ELISABETE SALRETA |
A minha filha é a minha maior crítica. Lê os meus textos e detesta histórias que acabam mal. Detesta as histórias em que mato os bichos, como ela diz.
Porque a perda de um animal é um sentimento real.
Para muitas pessoas não diz mais do que um qualquer objecto ou papel velho que se deita ao lixo. Para outras, é uma familiar que parte e ficam realmente doentes com essa dor.

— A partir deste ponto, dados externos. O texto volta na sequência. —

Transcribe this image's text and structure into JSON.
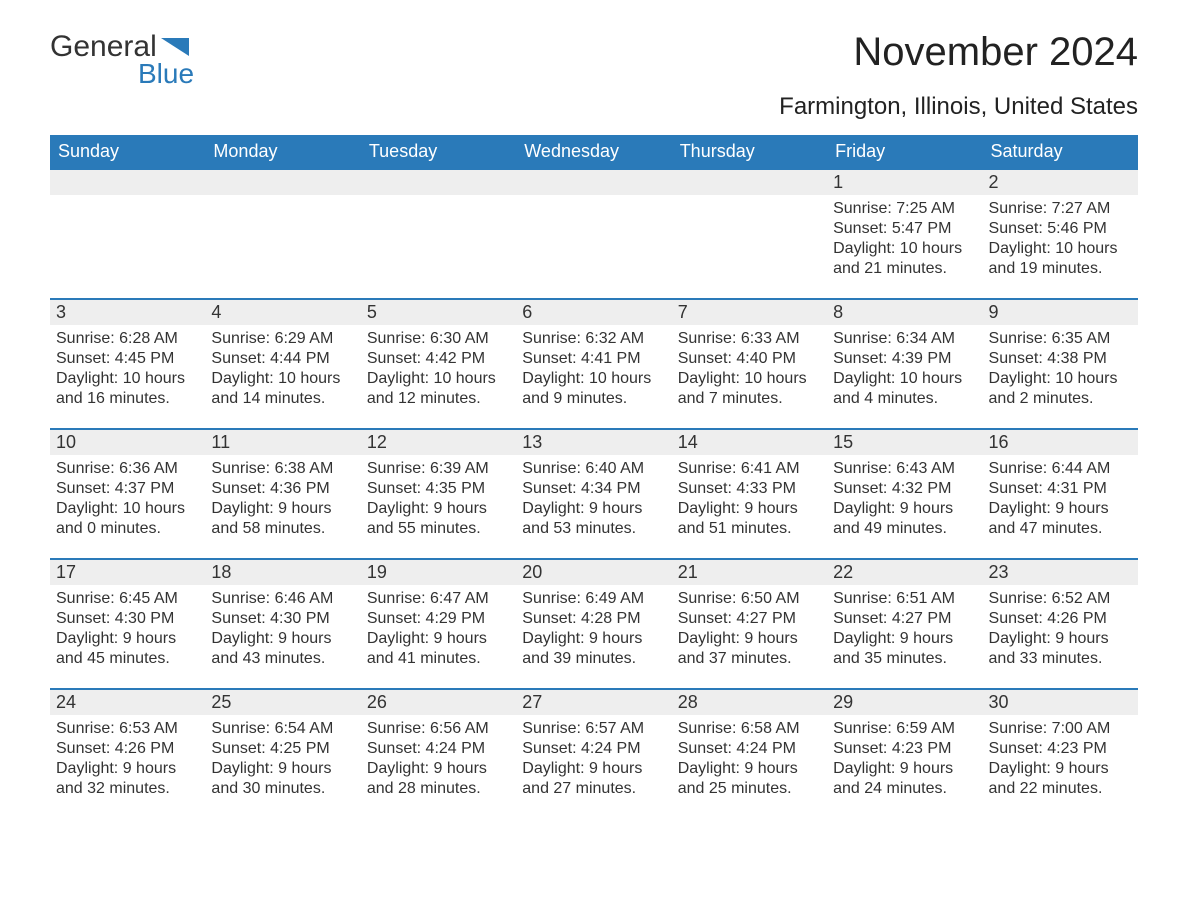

Muitas vezes, o animal substitui aquele amigo, aquele irmão, aquele filho do qual temos uma necessidade de cuidar e que nos cuide. Nós somos tudo para eles e por vezes, não temos o menor problema em os decepcionar. Mesmo assim, não se afastam de nós. Como as crianças não têm como se afastar dos seus pais, apesar das sovas que posam apanhar. Está escrito na nossa informação genética a necessidade de cuidarmos e sermos cuidados. É essa a relação entre pais e filhos, independentemente do lugar que cada um tenha a dada altura. Os animais são os nossos filhos, e nós acabamos por ser tudo o que têm. Para os cães, pertencemos e somos uma matilha (família), em que somos dominantes. A esses seres ditos superiores, existe a obrigatoriedade de providenciar alimento e segurança. Tantas vezes falhamos. Mesmo assim, não somos escorraçados do seu coração e de bom grado nos perdoariam por tamanhas omissões.
Os animais são grandes, bem mais desenvolvidos que os humanos imperfeitos que ainda guardam mágoa, rancor e tantos sentimentos que nos puxam para o abismo. Para eles, importa o agora. Vivem o momento.
O cão só se sente feliz quando está a ser útil ao seu tutor, mentor, dominante na família. E faz tudo. Até esquecer-se de si próprio. Dá até à última gota de sangue pelo bem maior que é a família. Não seriamos capazes de o fazer. Apenas o sentimento de uma mãe pela sua cria pode ser comparado a esta sensibilidade tão nobre.
Não admira que para muitos, perder um animal de companhia seja uma dor tão grande.
É lamentável que não sejamos nobres o suficiente para compreender este tipo de dor e que tantas e tantas vezes utilizamos a crítica para desculpar, camuflar a nossa falta de sensibilidade.
Certo é que tantos entram em depressão após tamanha perda. A sociedade não está preparada para o sentimento. Ainda hoje o sentimento é tido como sinal de fraqueza.
Não será fraqueza a inexistência de nobres sentimentos?
Para onde caminhamos?
Como sempre um relato interessante e actual da poetisa Elisabete Salreta. Parabéns!
ResponderEliminarMuito bem escrito. Somos assim. Capazes de compreender a razão das coisas e o lugar que nos compete. Porém a prática, embora não geral, deixa muito a desejar...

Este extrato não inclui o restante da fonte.